Anti-trafficking training for police officers from southern provinces

US Mission Vietnam and Vietnam’s Ministry of Public Security (MPS) recently conducted a training workshop for police officers from southern provinces on human trafficking and child exploitation in Ho Chi Minh City, the US Embassy in Hanoi said

Combatting human trafficking and child exploitation is a top priority for US Mission Vietnam and the Ministry of Public Security, and an area of expanding cooperation. Source: US Consulate General

US Mission Vietnam and the Ministry of Public Security conducted a November 17-19 training in HCMC on human trafficking and child exploitation for police officers from southern provinces. This followed a similar training for police from northern provinces in Ha Long city in the northern province of Quang Ninh from November 3-5 with US Mission representatives from DHS Homeland Security Investigations, the Regional Security Office, and the Bureau of International Narcotics and Law Enforcement.

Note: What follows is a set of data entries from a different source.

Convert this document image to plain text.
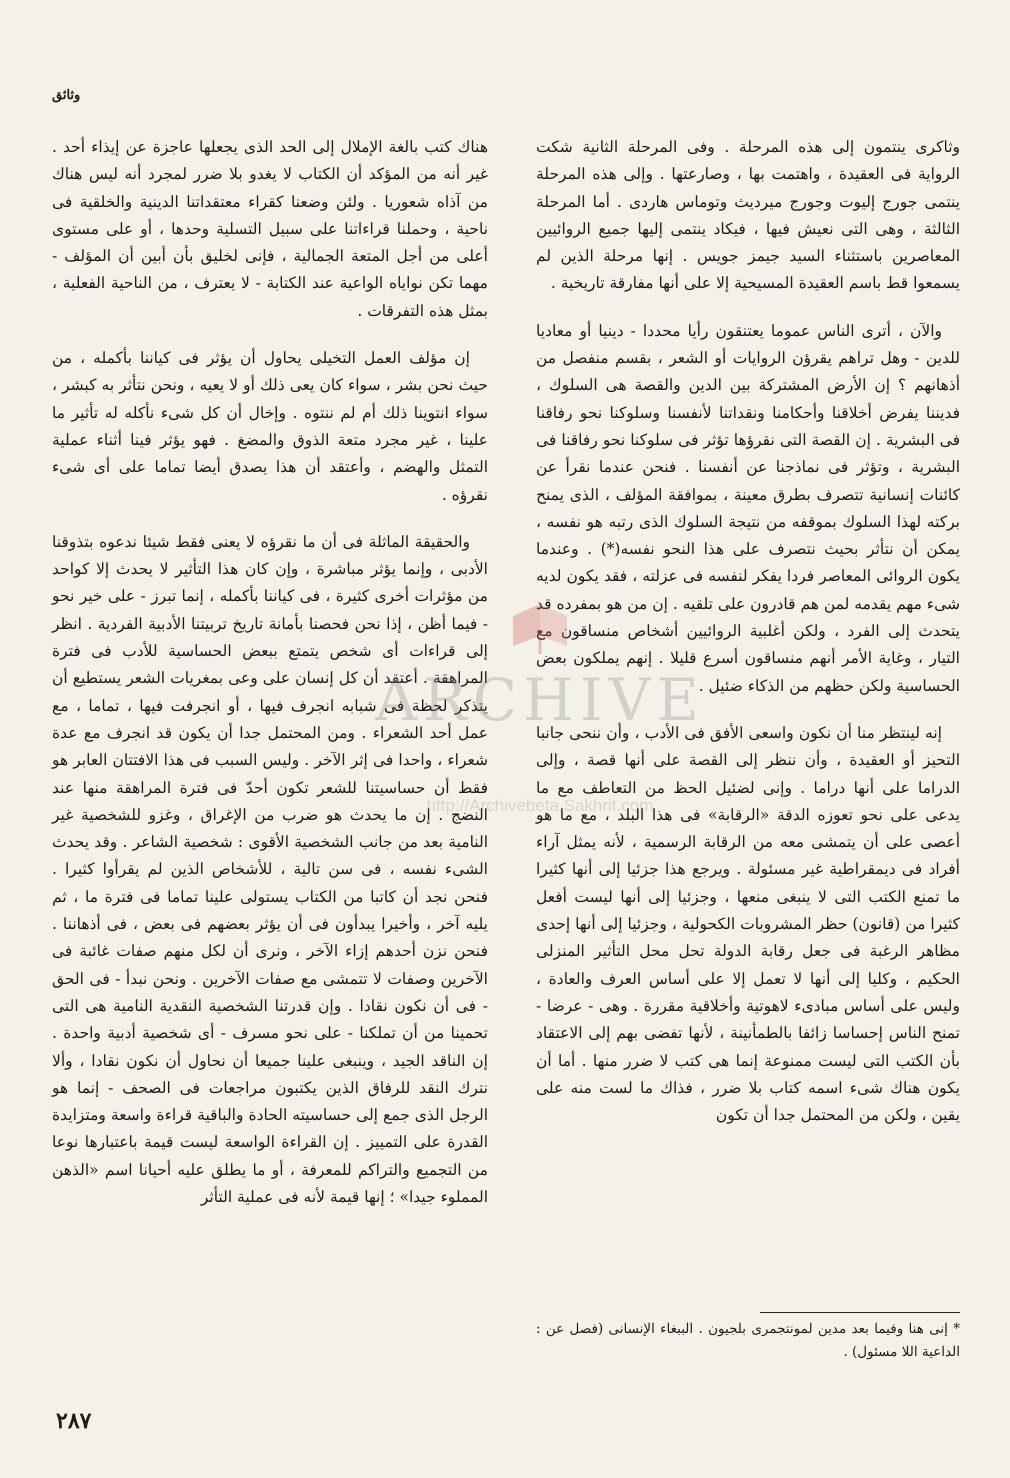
وثائق

وثاكرى ينتمون إلى هذه المرحلة . وفى المرحلة الثانية شكت الرواية فى العقيدة ، واهتمت بها ، وصارعتها . وإلى هذه المرحلة ينتمى جورج إليوت وجورج ميرديث وتوماس هاردى . أما المرحلة الثالثة ، وهى التى نعيش فيها ، فيكاد ينتمى إليها جميع الروائيين المعاصرين باستثناء السيد جيمز جويس . إنها مرحلة الذين لم يسمعوا قط باسم العقيدة المسيحية إلا على أنها مفارقة تاريخية .

والآن ، أترى الناس عموما يعتنقون رأيا محددا - دينيا أو معاديا للدين - وهل تراهم يقرؤن الروايات أو الشعر ، بقسم منفصل من أذهانهم ؟ إن الأرض المشتركة بين الدين والقصة هى السلوك ، فديننا يفرض أخلاقنا وأحكامنا ونقداتنا لأنفسنا وسلوكنا نحو رفاقنا فى البشرية . إن القصة التى نقرؤها تؤثر فى سلوكنا نحو رفاقنا فى البشرية ، وتؤثر فى نماذجنا عن أنفسنا . فنحن عندما نقرأ عن كائنات إنسانية تتصرف بطرق معينة ، بموافقة المؤلف ، الذى يمنح بركته لهذا السلوك بموقفه من نتيجة السلوك الذى رتبه هو نفسه ، يمكن أن نتأثر بحيث نتصرف على هذا النحو نفسه(*) . وعندما يكون الروائى المعاصر فردا يفكر لنفسه فى عزلته ، فقد يكون لديه شىء مهم يقدمه لمن هم قادرون على تلقيه . إن من هو بمفرده قد يتحدث إلى الفرد ، ولكن أغلبية الروائيين أشخاص منساقون مع التيار ، وغاية الأمر أنهم منساقون أسرع قليلا . إنهم يملكون بعض الحساسية ولكن حظهم من الذكاء ضئيل .

إنه لينتظر منا أن نكون واسعى الأفق فى الأدب ، وأن ننحى جانبا التحيز أو العقيدة ، وأن ننظر إلى القصة على أنها قصة ، وإلى الدراما على أنها دراما . وإنى لضئيل الحظ من التعاطف مع ما يدعى على نحو تعوزه الدقة «الرقابة» فى هذا البلد ، مع ما هو أعصى على أن يتمشى معه من الرقابة الرسمية ، لأنه يمثل آراء أفراد فى ديمقراطية غير مسئولة . ويرجع هذا جزئيا إلى أنها كثيرا ما تمنع الكتب التى لا ينبغى منعها ، وجزئيا إلى أنها ليست أفعل كثيرا من (قانون) حظر المشروبات الكحولية ، وجزئيا إلى أنها إحدى مظاهر الرغبة فى جعل رقابة الدولة تحل محل التأثير المنزلى الحكيم ، وكليا إلى أنها لا تعمل إلا على أساس العرف والعادة ، وليس على أساس مبادىء لاهوتية وأخلاقية مقررة . وهى - عرضا - تمنح الناس إحساسا زائفا بالطمأنينة ، لأنها تفضى بهم إلى الاعتقاد بأن الكتب التى ليست ممنوعة إنما هى كتب لا ضرر منها . أما أن يكون هناك شىء اسمه كتاب بلا ضرر ، فذاك ما لست منه على يقين ، ولكن من المحتمل جدا أن تكون

* إنى هنا وفيما بعد مدين لمونتجمرى بلجيون . الببغاء الإنسانى (فصل عن : الداعية اللا مسئول) .

هناك كتب بالغة الإملال إلى الحد الذى يجعلها عاجزة عن إيذاء أحد . غير أنه من المؤكد أن الكتاب لا يغدو بلا ضرر لمجرد أنه ليس هناك من آذاه شعوريا . ولئن وضعنا كقراء معتقداتنا الدينية والخلقية فى ناحية ، وحملنا قراءاتنا على سبيل التسلية وحدها ، أو على مستوى أعلى من أجل المتعة الجمالية ، فإنى لخليق بأن أبين أن المؤلف - مهما تكن نواياه الواعية عند الكتابة - لا يعترف ، من الناحية الفعلية ، بمثل هذه التفرقات .

إن مؤلف العمل التخيلى يحاول أن يؤثر فى كياننا بأكمله ، من حيث نحن بشر ، سواء كان يعى ذلك أو لا يعيه ، ونحن نتأثر به كبشر ، سواء انتوينا ذلك أم لم ننتوه . وإخال أن كل شىء نأكله له تأثير ما علينا ، غير مجرد متعة الذوق والمضغ . فهو يؤثر فينا أثناء عملية التمثل والهضم ، وأعتقد أن هذا يصدق أيضا تماما على أى شىء نقرؤه .

والحقيقة الماثلة فى أن ما نقرؤه لا يعنى فقط شيئا ندعوه بتذوقنا الأدبى ، وإنما يؤثر مباشرة ، وإن كان هذا التأثير لا يحدث إلا كواحد من مؤثرات أخرى كثيرة ، فى كياننا بأكمله ، إنما تبرز - على خير نحو - فيما أظن ، إذا نحن فحصنا بأمانة تاريخ تربيتنا الأدبية الفردية . انظر إلى قراءات أى شخص يتمتع ببعض الحساسية للأدب فى فترة المراهقة . أعتقد أن كل إنسان على وعى بمغريات الشعر يستطيع أن يتذكر لحظة فى شبابه انجرف فيها ، أو انجرفت فيها ، تماما ، مع عمل أحد الشعراء . ومن المحتمل جدا أن يكون قد انجرف مع عدة شعراء ، واحدا فى إثر الآخر . وليس السبب فى هذا الافتتان العابر هو فقط أن حساسيتنا للشعر تكون أحدّ فى فترة المراهقة منها عند النضج . إن ما يحدث هو ضرب من الإغراق ، وغزو للشخصية غير النامية بعد من جانب الشخصية الأقوى : شخصية الشاعر . وقد يحدث الشىء نفسه ، فى سن تالية ، للأشخاص الذين لم يقرأوا كثيرا . فنحن نجد أن كاتبا من الكتاب يستولى علينا تماما فى فترة ما ، ثم يليه آخر ، وأخيرا يبدأون فى أن يؤثر بعضهم فى بعض ، فى أذهاننا . فنحن نزن أحدهم إزاء الآخر ، ونرى أن لكل منهم صفات غائبة فى الآخرين وصفات لا تتمشى مع صفات الآخرين . ونحن نبدأ - فى الحق - فى أن نكون نقادا . وإن قدرتنا الشخصية النقدية النامية هى التى تحمينا من أن تملكنا - على نحو مسرف - أى شخصية أدبية واحدة . إن الناقد الجيد ، وينبغى علينا جميعا أن نحاول أن نكون نقادا ، وألا نترك النقد للرفاق الذين يكتبون مراجعات فى الصحف - إنما هو الرجل الذى جمع إلى حساسيته الحادة والباقية قراءة واسعة ومتزايدة القدرة على التمييز . إن القراءة الواسعة ليست قيمة باعتبارها نوعا من التجميع والتراكم للمعرفة ، أو ما يطلق عليه أحيانا اسم «الذهن المملوء جيدا» ؛ إنها قيمة لأنه فى عملية التأثر

ARCHIVE
http://Archivebeta.Sakhrit.com
٢٨٧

Over the past quarter-century, the Vietnam-US Comprehensive Partnership has developed extensively in various fields with six effective and substantive bilateral dialogue mechanisms. The two countries are also members of many multilateral cooperation arrangements. The cooperation between the Vietnamese Ministry of Public Security (MPS) and relevant US agencies in the field of security and order has been consolidated and developed positively, contributing to strengthening the strategic trust between the two countries.

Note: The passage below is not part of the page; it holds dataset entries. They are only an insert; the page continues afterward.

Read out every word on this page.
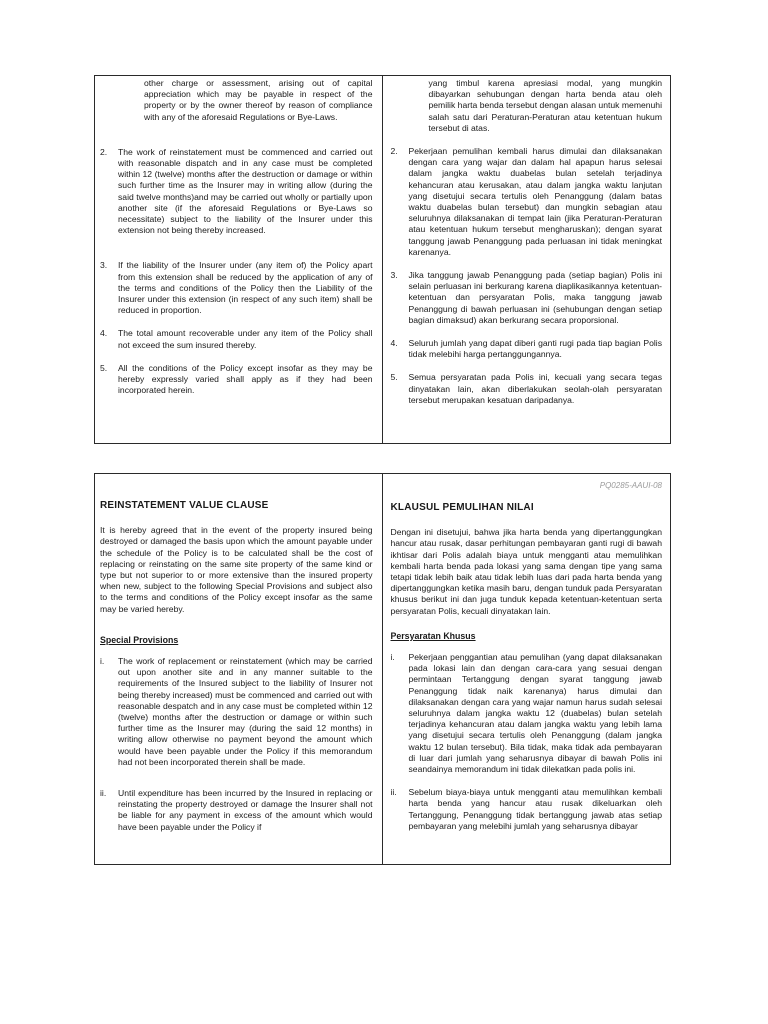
other charge or assessment, arising out of capital appreciation which may be payable in respect of the property or by the owner thereof by reason of compliance with any of the aforesaid Regulations or Bye-Laws.
2.	The work of reinstatement must be commenced and carried out with reasonable dispatch and in any case must be completed within 12 (twelve) months after the destruction or damage or within such further time as the Insurer may in writing allow (during the said twelve months)and may be carried out wholly or partially upon another site (if the aforesaid Regulations or Bye-Laws so necessitate) subject to the liability of the Insurer under this extension not being thereby increased.
3.	If the liability of the Insurer under (any item of) the Policy apart from this extension shall be reduced by the application of any of the terms and conditions of the Policy then the Liability of the Insurer under this extension (in respect of any such item) shall be reduced in proportion.
4.	The total amount recoverable under any item of the Policy shall not exceed the sum insured thereby.
5.	All the conditions of the Policy except insofar as they may be hereby expressly varied shall apply as if they had been incorporated herein.
yang timbul karena apresiasi modal, yang mungkin dibayarkan sehubungan dengan harta benda atau oleh pemilik harta benda tersebut dengan alasan untuk memenuhi salah satu dari Peraturan-Peraturan atau ketentuan hukum tersebut di atas.
2.	Pekerjaan pemulihan kembali harus dimulai dan dilaksanakan dengan cara yang wajar dan dalam hal apapun harus selesai dalam jangka waktu duabelas bulan setelah terjadinya kehancuran atau kerusakan, atau dalam jangka waktu lanjutan yang disetujui secara tertulis oleh Penanggung (dalam batas waktu duabelas bulan tersebut) dan mungkin sebagian atau seluruhnya dilaksanakan di tempat lain (jika Peraturan-Peraturan atau ketentuan hukum tersebut mengharuskan); dengan syarat tanggung jawab Penanggung pada perluasan ini tidak meningkat karenanya.
3.	Jika tanggung jawab Penanggung pada (setiap bagian) Polis ini selain perluasan ini berkurang karena diaplikasikannya ketentuan-ketentuan dan persyaratan Polis, maka tanggung jawab Penanggung di bawah perluasan ini (sehubungan dengan setiap bagian dimaksud) akan berkurang secara proporsional.
4.	Seluruh jumlah yang dapat diberi ganti rugi pada tiap bagian Polis tidak melebihi harga pertanggungannya.
5.	Semua persyaratan pada Polis ini, kecuali yang secara tegas dinyatakan lain, akan diberlakukan seolah-olah persyaratan tersebut merupakan kesatuan daripadanya.
REINSTATEMENT VALUE CLAUSE
It is hereby agreed that in the event of the property insured being destroyed or damaged the basis upon which the amount payable under the schedule of the Policy is to be calculated shall be the cost of replacing or reinstating on the same site property of the same kind or type but not superior to or more extensive than the insured property when new, subject to the following Special Provisions and subject also to the terms and conditions of the Policy except insofar as the same may be varied hereby.
Special Provisions
i.	The work of replacement or reinstatement (which may be carried out upon another site and in any manner suitable to the requirements of the Insured subject to the liability of Insurer not being thereby increased) must be commenced and carried out with reasonable despatch and in any case must be completed within 12 (twelve) months after the destruction or damage or within such further time as the Insurer may (during the said 12 months) in writing allow otherwise no payment beyond the amount which would have been payable under the Policy if this memorandum had not been incorporated therein shall be made.
ii.	Until expenditure has been incurred by the Insured in replacing or reinstating the property destroyed or damage the Insurer shall not be liable for any payment in excess of the amount which would have been payable under the Policy if
PQ0285-AAUI-08
KLAUSUL PEMULIHAN NILAI
Dengan ini disetujui, bahwa jika harta benda yang dipertanggungkan hancur atau rusak, dasar perhitungan pembayaran ganti rugi di bawah ikhtisar dari Polis adalah biaya untuk mengganti atau memulihkan kembali harta benda pada lokasi yang sama dengan tipe yang sama tetapi tidak lebih baik atau tidak lebih luas dari pada harta benda yang dipertanggungkan ketika masih baru, dengan tunduk pada Persyaratan khusus berikut ini dan juga tunduk kepada ketentuan-ketentuan serta persyaratan Polis, kecuali dinyatakan lain.
Persyaratan Khusus
i.	Pekerjaan penggantian atau pemulihan (yang dapat dilaksanakan pada lokasi lain dan dengan cara-cara yang sesuai dengan permintaan Tertanggung dengan syarat tanggung jawab Penanggung tidak naik karenanya) harus dimulai dan dilaksanakan dengan cara yang wajar namun harus sudah selesai seluruhnya dalam jangka waktu 12 (duabelas) bulan setelah terjadinya kehancuran atau dalam jangka waktu yang lebih lama yang disetujui secara tertulis oleh Penanggung (dalam jangka waktu 12 bulan tersebut). Bila tidak, maka tidak ada pembayaran di luar dari jumlah yang seharusnya dibayar di bawah Polis ini seandainya memorandum ini tidak dilekatkan pada polis ini.
ii.	Sebelum biaya-biaya untuk mengganti atau memulihkan kembali harta benda yang hancur atau rusak dikeluarkan oleh Tertanggung, Penanggung tidak bertanggung jawab atas setiap pembayaran yang melebihi jumlah yang seharusnya dibayar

Police officers are considered as front line for detecting the signs of human trafficking. However, without training and education on human trafficking our law enforcement officers don’t recognize it. Our law enforcement officers who have not received training on human trafficking will often realize something isn’t right, but don’t know what they are looking at. 

Vietnam is a human trafficking hotspot with the crime generating tens of billions of dollars annually, according to the Ministry of Public Security.

The country has recorded over 3,400 victims of human trafficking since 2013, over 90 percent of them women, children and people from ethnic minority communities.

Eighty percent of victims end up in China, which suffers from one of the worst gender imbalances due to its one-child policy and illegal abortion of female fetuses by parents who prefer sons, leading to increasing trafficking of Vietnamese women and baby girls to that country.

Vietnam reported 60 human trafficking cases in the first half of 2020, with 90 victims, mainly women and children, sold to foreign countries. This marks a year-on-year drop of 31 percent in the number of cases and and 37 percent in the number of victims, according to a report by the Vietnam Women's Union released at a workshop in August.